Petropavlivka (Петропавлiвка; Петропавловка) is a rural settlement in Synelnykove Raion, Dnipropetrovsk Oblast, Ukraine. It hosts the administration of Petropavlivka settlement hromada, one of the hromadas of Ukraine. Population:

Petropavlivka is located on the left bank of the Samara River, a left tributary of the Dnieper.

==History==
Until 18 July 2020, Petropavlivka was the administrative center of Petropavlivka Raion. The raion was abolished in July 2020 as part of the administrative reform of Ukraine, which reduced the number of raions of Dnipropetrovsk Oblast to seven. The area of Petropavlivka Raion was merged into Synelnykove Raion.

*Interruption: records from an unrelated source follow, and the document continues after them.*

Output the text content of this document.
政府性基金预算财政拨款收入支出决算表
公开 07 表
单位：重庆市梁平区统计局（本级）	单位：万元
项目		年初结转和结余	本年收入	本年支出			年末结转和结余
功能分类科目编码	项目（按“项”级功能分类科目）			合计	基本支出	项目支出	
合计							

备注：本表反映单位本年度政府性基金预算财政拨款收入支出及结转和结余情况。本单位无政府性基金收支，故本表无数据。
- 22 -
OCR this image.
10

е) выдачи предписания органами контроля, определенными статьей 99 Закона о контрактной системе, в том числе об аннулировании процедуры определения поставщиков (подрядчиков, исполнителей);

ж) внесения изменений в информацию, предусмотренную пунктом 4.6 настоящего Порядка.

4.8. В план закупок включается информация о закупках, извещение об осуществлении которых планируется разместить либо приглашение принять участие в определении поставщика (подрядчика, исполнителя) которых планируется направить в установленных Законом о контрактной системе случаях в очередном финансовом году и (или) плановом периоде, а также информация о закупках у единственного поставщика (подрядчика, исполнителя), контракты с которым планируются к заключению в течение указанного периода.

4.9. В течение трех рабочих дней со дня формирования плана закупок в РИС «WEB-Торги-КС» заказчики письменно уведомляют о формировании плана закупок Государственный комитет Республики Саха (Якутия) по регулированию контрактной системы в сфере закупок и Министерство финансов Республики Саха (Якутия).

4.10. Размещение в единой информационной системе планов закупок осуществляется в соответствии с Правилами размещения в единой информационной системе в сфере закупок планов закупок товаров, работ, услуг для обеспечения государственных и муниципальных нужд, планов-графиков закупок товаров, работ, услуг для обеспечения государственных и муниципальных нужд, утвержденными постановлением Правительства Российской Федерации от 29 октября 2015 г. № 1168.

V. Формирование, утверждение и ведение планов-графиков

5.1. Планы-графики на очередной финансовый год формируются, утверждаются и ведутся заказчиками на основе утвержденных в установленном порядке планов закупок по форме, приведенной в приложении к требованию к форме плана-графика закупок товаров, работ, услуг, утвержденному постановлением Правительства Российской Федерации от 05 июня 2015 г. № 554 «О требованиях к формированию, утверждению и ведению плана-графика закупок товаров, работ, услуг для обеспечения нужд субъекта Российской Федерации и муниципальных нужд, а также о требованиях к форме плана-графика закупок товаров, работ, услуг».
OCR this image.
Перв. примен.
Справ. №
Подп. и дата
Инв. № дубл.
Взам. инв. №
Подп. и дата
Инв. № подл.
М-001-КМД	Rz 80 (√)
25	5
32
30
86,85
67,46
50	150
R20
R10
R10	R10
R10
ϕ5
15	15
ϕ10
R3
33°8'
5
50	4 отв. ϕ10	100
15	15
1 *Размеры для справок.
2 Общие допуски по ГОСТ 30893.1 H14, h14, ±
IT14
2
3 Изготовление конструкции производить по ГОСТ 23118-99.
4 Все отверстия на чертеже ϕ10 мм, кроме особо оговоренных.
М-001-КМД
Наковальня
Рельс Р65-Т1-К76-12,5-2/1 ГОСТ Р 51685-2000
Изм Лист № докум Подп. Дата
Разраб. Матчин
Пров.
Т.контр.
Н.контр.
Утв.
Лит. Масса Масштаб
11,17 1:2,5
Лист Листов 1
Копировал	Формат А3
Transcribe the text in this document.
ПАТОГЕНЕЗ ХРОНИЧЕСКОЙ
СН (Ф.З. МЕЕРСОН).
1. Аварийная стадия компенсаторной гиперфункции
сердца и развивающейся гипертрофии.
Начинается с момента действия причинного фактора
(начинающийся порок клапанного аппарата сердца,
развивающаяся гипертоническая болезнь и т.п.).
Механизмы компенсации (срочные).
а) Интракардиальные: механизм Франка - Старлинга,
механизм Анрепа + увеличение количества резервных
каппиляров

Until 26 January 2024, Petropavlivka was designated urban-type settlement. On this day, a new law entered into force which abolished this status, and Petropavlivka became a rural settlement.

==Economy==
===Transportation===
Petropavlivka is just north of the Highway M04, connecting Pokrovsk with Dnipro and Kryvyi Rih. A road to Kramatorsk branches off north.

Petropavlivka railway station is located southeast of the settlement, in the village of Zaliznychne, on the railway connecting Pokrovsk and Pavlohrad.